Data Science using Python and R - 5 Flashcards
What is the first phase discussed in Chapter 3 of the Data Science Methodology?
Problem Understanding Phase
What are the important tasks in the Setup Phase?
- Partitioning the data
- Validating the data partition
- Balancing the data
- Establishing baseline model performance
What is the primary reason data science does not use the statistical inference paradigm?
Statistical significance can occur without practical significance in large sample sizes
What is data dredging?
Uncovering spurious results due to random variation rather than real effects
What technique helps avoid data dredging?
Cross-validation
What are the two common methods of cross-validation?
- Twofold cross-validation
- K-fold cross-validation
What does the training data set contain in a twofold cross-validation?
Records with complete data
What is the purpose of the test data set in cross-validation?
To evaluate predictions against true target values
What percentage of data is typically used for training in complex data sets?
75–90%
What command is used to partition data in Python?
train_test_split()
What function is used in R to set the random number generator seed?
set.seed()
What statistical test is used for numerical variables to check for differences between training and test sets?
Two-sample t-test
What is the purpose of balancing the training data set?
To provide a rich selection of records for each category
What is resampling?
Sampling at random and with replacement from a data set
What should the test data set never be?
Balanced
What is the formula to calculate the number of resampled records needed?
x = (p * records) / rare
In Python, what command is used to check the count of a specific response in the training data set?
value_counts()
What command is used in Python to concatenate two data sets?
pd.concat()
What does the output of bank_train_rebal[’response’].value_counts() show after rebalancing?
The new counts of ‘yes’ responses in the rebalanced training set
What is the purpose of validating your partition?
To ensure the training and test sets do not differ systematically
What is the desired proportion of fraudulent transactions in a balanced training set example?
25%
True or False: The test set should be balanced to improve model performance.
False
Fill in the blank: The command used in R to find the number of ‘yes’ responses is _______.
table()
What percentage of the training data set had ‘yes’ responses before resampling?
11%
This percentage indicates the initial distribution of ‘yes’ responses in the training dataset.
What percentage of ‘yes’ responses do we aim for after resampling?
30%
This target percentage is set to increase the representation of rare records in the training data.
How many ‘yes’ records do we need to resample to achieve the target percentage?
850
This number is calculated based on the total records and desired proportion.
What command is used to identify the indices of records with ‘yes’ responses?
which()
This command returns the row numbers corresponding to records meeting the specified condition.

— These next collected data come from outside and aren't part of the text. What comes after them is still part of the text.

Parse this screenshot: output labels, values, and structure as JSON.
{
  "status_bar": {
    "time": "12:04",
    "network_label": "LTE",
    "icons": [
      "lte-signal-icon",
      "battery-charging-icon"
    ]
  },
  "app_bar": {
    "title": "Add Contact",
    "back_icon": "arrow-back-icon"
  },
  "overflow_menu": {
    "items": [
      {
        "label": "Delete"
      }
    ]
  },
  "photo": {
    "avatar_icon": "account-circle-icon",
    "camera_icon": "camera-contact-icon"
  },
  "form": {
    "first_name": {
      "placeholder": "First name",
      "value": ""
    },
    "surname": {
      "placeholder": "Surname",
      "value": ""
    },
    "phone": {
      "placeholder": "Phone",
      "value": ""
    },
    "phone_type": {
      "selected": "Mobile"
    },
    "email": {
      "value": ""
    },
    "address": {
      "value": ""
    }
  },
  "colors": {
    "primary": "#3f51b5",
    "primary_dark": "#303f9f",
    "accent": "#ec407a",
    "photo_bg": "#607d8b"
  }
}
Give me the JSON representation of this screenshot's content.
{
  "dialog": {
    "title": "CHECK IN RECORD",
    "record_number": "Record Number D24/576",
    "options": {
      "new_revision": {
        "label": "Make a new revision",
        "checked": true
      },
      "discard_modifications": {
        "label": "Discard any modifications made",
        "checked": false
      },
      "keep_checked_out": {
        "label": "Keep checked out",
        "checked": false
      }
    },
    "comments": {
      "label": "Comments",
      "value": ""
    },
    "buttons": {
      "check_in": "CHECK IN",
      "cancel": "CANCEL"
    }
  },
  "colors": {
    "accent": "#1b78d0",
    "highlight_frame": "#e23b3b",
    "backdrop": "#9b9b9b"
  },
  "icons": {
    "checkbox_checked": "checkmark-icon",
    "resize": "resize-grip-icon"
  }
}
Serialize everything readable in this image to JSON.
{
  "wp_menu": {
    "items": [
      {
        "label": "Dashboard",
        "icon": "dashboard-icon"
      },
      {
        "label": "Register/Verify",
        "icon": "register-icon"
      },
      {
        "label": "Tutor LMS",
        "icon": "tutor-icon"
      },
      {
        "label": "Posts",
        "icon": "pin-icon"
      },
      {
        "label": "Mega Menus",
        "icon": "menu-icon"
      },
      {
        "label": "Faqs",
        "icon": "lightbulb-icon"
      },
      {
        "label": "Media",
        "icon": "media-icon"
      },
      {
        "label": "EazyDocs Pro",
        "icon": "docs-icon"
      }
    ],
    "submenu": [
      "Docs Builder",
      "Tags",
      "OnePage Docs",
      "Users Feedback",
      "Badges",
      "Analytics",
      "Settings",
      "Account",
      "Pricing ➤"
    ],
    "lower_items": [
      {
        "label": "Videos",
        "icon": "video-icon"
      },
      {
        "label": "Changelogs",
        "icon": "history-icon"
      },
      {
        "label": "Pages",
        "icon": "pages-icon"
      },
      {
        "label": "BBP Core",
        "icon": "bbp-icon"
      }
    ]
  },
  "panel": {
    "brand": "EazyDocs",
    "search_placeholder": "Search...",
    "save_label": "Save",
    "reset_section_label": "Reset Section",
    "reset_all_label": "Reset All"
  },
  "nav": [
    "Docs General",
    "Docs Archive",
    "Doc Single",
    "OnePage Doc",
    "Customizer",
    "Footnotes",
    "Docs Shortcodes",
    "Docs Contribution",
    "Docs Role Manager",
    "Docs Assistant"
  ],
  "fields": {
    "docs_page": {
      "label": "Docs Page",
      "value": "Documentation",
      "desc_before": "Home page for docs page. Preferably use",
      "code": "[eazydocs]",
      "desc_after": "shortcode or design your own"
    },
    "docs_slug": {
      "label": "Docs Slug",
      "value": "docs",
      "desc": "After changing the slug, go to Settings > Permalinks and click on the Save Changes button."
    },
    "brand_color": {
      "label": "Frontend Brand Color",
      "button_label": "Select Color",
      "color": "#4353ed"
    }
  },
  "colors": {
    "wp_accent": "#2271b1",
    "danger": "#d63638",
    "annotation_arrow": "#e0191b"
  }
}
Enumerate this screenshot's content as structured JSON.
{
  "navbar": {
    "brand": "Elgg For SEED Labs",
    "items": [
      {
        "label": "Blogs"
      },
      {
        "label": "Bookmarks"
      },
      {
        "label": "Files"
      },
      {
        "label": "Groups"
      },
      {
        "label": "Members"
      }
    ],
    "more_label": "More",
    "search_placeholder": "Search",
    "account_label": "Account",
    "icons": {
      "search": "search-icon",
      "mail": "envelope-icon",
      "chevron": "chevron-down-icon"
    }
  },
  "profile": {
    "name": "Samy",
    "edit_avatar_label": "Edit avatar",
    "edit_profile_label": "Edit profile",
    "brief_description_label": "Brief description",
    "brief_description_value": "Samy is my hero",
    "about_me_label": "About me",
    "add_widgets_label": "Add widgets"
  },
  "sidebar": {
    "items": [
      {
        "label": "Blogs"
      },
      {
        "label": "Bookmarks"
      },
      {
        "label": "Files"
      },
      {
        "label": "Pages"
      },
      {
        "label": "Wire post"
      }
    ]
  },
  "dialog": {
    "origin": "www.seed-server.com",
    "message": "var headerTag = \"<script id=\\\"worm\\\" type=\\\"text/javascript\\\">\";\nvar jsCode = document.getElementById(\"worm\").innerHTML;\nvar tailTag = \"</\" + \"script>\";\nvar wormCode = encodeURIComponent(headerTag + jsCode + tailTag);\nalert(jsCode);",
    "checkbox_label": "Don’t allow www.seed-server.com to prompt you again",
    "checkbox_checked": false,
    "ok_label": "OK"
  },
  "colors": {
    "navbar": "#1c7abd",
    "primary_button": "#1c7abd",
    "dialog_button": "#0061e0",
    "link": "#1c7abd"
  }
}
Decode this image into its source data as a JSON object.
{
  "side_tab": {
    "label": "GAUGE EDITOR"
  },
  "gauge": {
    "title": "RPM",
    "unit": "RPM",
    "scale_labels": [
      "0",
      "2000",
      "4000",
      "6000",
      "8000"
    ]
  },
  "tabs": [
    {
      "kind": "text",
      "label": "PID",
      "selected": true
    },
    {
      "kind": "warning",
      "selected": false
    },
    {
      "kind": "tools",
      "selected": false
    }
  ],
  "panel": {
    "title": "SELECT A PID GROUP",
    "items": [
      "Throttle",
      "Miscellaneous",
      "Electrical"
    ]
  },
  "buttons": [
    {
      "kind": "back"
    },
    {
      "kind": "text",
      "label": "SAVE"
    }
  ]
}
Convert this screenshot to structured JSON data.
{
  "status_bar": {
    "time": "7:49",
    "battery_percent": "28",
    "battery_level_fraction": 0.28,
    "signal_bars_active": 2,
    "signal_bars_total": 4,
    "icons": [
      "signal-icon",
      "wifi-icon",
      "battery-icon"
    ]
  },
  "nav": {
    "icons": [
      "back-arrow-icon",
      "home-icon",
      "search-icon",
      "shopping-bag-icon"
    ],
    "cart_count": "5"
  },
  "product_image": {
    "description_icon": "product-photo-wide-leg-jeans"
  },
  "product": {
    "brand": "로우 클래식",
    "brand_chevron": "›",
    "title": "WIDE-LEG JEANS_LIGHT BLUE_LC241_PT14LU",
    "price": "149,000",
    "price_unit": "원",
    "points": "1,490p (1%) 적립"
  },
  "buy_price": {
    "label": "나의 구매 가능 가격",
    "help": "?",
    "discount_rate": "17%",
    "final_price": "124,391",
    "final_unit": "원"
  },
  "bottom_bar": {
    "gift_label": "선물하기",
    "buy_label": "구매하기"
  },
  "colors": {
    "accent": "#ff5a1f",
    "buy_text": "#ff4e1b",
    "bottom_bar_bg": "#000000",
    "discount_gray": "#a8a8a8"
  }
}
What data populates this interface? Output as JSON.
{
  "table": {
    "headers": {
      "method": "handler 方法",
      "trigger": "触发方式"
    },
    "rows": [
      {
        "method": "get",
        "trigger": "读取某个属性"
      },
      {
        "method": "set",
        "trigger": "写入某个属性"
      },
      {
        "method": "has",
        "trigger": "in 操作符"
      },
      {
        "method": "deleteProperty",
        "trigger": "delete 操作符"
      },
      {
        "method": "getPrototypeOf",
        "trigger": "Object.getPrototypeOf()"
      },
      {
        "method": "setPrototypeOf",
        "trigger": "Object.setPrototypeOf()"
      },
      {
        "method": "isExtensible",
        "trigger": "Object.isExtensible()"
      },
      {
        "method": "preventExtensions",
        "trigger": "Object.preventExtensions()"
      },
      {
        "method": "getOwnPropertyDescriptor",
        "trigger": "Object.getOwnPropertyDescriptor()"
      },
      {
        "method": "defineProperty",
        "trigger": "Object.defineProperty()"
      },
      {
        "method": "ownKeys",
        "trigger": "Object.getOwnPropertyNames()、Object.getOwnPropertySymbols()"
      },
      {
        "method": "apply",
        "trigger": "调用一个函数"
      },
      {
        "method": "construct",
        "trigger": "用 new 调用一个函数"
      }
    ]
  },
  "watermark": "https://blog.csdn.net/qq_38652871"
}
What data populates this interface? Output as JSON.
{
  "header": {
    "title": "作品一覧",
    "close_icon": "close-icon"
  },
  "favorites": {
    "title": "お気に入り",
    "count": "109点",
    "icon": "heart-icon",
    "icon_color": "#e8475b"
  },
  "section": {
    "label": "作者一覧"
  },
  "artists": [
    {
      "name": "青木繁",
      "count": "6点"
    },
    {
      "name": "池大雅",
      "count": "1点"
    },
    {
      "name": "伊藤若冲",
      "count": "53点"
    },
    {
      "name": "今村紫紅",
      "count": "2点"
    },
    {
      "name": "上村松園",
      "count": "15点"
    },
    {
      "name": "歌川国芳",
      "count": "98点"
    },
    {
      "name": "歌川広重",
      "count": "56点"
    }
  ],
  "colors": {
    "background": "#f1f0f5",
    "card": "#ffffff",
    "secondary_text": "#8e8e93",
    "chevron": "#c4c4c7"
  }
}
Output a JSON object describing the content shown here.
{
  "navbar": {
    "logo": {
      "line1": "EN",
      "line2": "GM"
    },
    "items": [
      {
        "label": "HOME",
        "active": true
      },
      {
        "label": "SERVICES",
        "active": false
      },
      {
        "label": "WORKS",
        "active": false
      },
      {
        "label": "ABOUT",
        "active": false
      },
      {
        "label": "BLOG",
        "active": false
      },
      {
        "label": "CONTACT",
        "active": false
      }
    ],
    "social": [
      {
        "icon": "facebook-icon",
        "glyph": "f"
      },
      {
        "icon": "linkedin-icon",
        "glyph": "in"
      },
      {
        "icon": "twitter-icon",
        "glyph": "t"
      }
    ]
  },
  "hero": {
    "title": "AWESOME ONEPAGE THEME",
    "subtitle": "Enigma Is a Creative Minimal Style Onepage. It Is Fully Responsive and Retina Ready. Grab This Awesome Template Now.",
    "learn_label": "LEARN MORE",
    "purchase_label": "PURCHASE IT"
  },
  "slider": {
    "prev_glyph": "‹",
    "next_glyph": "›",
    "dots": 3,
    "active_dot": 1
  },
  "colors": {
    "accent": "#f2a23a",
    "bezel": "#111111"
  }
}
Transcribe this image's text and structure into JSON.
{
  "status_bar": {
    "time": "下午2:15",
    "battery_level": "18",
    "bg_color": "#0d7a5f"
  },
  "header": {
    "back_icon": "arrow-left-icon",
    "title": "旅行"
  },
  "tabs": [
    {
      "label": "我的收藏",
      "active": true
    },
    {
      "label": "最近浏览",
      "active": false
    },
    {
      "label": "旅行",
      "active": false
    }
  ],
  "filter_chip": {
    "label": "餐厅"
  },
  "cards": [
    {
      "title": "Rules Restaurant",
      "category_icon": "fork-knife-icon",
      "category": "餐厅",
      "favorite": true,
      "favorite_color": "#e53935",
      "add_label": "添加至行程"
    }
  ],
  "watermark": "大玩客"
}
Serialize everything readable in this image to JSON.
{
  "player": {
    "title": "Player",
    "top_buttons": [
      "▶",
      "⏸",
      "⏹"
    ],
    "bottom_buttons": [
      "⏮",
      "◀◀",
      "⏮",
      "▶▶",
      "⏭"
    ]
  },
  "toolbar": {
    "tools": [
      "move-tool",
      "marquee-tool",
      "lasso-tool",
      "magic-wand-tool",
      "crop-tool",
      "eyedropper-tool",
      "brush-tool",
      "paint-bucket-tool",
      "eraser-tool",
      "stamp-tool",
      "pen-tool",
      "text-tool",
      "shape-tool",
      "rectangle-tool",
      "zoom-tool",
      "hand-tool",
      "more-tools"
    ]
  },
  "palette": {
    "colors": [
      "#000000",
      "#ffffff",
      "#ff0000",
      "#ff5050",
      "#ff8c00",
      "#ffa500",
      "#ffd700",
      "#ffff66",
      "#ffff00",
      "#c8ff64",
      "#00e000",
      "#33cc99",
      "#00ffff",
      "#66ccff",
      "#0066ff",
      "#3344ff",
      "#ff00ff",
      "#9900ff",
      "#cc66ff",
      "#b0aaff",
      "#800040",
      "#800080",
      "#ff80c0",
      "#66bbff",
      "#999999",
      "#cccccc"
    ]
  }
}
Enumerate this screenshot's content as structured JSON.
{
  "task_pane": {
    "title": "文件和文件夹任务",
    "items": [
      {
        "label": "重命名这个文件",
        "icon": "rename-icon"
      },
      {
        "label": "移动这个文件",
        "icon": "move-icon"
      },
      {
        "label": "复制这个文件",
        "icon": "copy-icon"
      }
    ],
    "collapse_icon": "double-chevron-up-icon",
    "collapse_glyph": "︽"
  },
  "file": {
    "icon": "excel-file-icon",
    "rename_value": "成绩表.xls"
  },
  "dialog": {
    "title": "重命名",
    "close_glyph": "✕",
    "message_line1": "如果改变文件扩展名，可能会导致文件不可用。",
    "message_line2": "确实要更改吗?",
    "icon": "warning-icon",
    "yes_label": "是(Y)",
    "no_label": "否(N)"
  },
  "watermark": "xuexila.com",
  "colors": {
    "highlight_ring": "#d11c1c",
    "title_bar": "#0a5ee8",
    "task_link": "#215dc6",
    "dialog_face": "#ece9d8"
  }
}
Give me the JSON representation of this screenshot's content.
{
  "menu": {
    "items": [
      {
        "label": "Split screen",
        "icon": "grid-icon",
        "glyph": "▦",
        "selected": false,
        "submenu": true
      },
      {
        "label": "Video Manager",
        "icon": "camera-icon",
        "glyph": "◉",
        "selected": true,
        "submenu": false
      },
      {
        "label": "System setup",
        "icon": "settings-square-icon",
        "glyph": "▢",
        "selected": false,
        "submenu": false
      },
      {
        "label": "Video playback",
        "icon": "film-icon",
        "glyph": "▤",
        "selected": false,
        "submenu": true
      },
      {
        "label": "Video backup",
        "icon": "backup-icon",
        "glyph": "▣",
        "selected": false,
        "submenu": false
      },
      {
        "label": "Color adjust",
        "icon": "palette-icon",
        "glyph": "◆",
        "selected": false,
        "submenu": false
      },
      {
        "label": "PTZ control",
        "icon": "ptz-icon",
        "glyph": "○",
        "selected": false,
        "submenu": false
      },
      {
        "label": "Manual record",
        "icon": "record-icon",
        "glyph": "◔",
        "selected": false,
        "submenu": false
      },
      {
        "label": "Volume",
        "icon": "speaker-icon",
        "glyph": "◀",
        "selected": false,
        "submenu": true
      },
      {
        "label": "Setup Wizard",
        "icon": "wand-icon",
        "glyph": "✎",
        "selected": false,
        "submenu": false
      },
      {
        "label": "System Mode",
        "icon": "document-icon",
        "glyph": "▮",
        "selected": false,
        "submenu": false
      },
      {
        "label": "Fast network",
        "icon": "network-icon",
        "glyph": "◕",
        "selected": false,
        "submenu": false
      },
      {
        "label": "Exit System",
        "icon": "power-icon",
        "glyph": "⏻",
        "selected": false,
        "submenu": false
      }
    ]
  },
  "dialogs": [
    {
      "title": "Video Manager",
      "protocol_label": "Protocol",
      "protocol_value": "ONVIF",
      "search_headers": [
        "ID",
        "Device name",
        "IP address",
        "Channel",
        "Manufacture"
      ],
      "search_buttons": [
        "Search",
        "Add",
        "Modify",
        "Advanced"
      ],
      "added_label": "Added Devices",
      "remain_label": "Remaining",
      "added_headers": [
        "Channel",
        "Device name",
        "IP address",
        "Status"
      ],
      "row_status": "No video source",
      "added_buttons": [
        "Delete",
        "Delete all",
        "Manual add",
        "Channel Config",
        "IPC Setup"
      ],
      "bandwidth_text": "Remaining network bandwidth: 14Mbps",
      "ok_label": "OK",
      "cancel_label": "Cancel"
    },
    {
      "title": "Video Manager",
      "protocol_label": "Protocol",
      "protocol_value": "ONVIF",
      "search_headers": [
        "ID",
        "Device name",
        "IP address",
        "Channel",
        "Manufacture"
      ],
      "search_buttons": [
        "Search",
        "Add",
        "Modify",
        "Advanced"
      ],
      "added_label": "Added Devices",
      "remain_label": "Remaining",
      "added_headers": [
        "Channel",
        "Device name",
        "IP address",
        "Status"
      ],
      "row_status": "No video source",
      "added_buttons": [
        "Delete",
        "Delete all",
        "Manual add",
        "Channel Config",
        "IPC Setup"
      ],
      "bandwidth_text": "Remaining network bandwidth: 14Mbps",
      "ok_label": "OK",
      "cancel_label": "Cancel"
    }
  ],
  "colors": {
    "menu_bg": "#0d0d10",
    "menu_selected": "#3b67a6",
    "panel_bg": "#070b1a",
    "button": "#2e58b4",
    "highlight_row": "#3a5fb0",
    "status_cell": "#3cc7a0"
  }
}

What does the command sample(x = to.resample, size = 850, replace = TRUE) do?
It randomly samples 850 records with replacement from the specified indices.
The replace = TRUE input allows for the same record to be selected multiple times.
What is the purpose of the rbind() command in the context of resampling?
To append the resampled records to the original training data set.
rbind() combines two datasets by stacking them vertically.
What is the output of the table command after rebalancing?
A table showing the count and proportion of ‘yes’ and ‘no’ responses.
This helps confirm the effectiveness of the resampling process.
What must a model’s accuracy exceed to be considered useful in the fraud detection scenario?
99%
This is the accuracy of an ‘all negative’ model that classifies all records as non-fraudulent.
What are the two baseline models for binary classification?
- All Positive Model
- All Negative Model
These models serve as a reference for evaluating the performance of more complex models.
What is the accuracy of the All Positive Model?
p
p represents the proportion of positive records in the dataset.
What is the accuracy of the All Negative Model?
1 - p
This represents the proportion of negative records in the dataset.
What is the Biggest Category Model in k-nary classification?
Assign all predictions to the largest category.
Its accuracy is pmax, the highest proportion of any single category.
What is the y y model used for in regression?
It compares estimates against the mean response.
This model serves as a baseline for evaluating regression performance.
What is the optimal benchmark for calibrating model performance?
The current gold standard model performance.
This benchmark is based on established literature or proprietary business models.
What are the four tasks that should be undertaken during the Setup Phase?
- Partitioning the data
- Validating the data partition
- Balancing the data
- Establishing baseline model performance
These steps are essential for preparing data for analysis.
True or false: There is no baseline model for k-nary classification.
False
The Biggest Category Model serves as a baseline for k-nary classification.
What is balancing in the context of data preparation?
The process of adjusting the dataset to ensure a more even distribution of response categories.
Balancing is particularly important for handling rare events in classification tasks.
What is resampling?
The process of selecting records from a dataset to create a new sample.
This technique can be used to adjust the proportions of different response categories in the dataset.